A Whole New World

21 4 4
                                    

Author's Name:

IcecreamSundae5

Reviewer:

raelynlayn

Review Type:

Hook, Blurb, Plot


Blurb Review:

I love this blurb, let me start with that. In the beginning I thought this was going to be some kind of cliche book with a love triangle, but then the second part came, and holy, you blew me away. I did not expect that at all. But I love this twist you already brought into the blurb! It got me so interested and really caught my attention. A great way to introduce the story. I'm so curious about this now, and I can't wait to read it.

Hook Review:

I love this prologue! Your writing style is so fun to read, and I can't wait to get into the actual story. I already love her thoughts on love triangle books (agree with her), and just her as an overall character has been put down very well already.
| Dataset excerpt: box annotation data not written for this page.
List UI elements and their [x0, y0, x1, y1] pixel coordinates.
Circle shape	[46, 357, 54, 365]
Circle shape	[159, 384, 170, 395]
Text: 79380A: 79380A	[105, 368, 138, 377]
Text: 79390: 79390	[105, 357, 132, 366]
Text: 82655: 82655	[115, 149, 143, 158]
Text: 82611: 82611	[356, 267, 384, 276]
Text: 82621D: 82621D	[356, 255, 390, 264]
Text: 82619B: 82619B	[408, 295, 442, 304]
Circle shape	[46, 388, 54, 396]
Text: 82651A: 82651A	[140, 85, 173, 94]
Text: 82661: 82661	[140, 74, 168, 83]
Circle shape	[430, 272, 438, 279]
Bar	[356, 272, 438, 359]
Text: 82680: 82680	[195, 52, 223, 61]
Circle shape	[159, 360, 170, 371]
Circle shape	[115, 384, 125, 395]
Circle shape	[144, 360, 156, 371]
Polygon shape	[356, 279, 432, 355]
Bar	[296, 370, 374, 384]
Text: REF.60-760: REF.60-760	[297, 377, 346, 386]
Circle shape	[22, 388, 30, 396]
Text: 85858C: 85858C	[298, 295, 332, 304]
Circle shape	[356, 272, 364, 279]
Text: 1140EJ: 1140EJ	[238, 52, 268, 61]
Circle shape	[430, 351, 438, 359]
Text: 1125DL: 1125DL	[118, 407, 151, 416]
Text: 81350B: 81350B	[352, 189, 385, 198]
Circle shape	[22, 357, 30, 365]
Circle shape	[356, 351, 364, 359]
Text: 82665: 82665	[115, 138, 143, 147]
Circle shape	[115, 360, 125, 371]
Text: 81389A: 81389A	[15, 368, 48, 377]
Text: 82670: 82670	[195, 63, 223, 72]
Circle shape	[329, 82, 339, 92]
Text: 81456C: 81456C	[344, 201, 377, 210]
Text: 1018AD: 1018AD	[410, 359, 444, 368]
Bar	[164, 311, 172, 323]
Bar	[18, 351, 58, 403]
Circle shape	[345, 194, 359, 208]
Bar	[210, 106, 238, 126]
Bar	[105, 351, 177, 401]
I can't wait to read more about her and to get to know what she will all do inside this story. And I have to read more chapters for the hook, but I'm already hooked here, so actually I don't need more, but yeah, here we go. The beginning of the first chapter was a repetition of what already was said in the blurb and the prologue. I just wanted to get to the point where she was in the book, and I actually thought that was where this chapter would start. I believe you still could do that, the reader already knows why she decides to read the book, and starting with the confusement (the moment after she hit the bus) would be great as well. Then you don't fall back into something that's already been said before. For the rest, I believe this is a great hook, and I really want to read further. I love this concept, and I love Zee. You introduced her so well!

Plot Development Review:

I love how you started with Zee wanting to relax and doing nothing, I mean, honestly, wouldn't we all be like that if we would come in a world like that? It was so realistic to read for me. Also, her thoughts are wonderful to read. At first, I was so confused as to where in the storyline she came from, but very fast it became clear that it was before everything of the 'original' story took place. I love that Zee saw her mission there, and that the plot started to roll. I just love the vibe this story has, and I think I will even read this further. One thing I found weird was Zee bringing Nick's mom to the club. I mean, who wants to bring a parent to a club as a teen? And Nick wasn't that embarrassed? He only cared about the drinking part? They also moved on so quickly? Oh, and I don't believe he assumed the worst, it was quite obvious to think that. But the entire thing felt off for me. It just felt weird inside this story, as it also quite came out of nowhere, I can't say it in other words. I just don't believe it fits in the rest of the story you're writing here. I loved the rest of the story, and I really gotta connect with the characters. I also love that you don't only tell it from Zee's perspective, but also from Nick's perspective. Your story started great, and throughout the first chapters I got into the story really well. The plot started pretty fast, it developed well already, and I'm curious what happens more in this story. I at least believe this is a great concept and you write it amazingly! 

 I at least believe this is a great concept and you write it amazingly!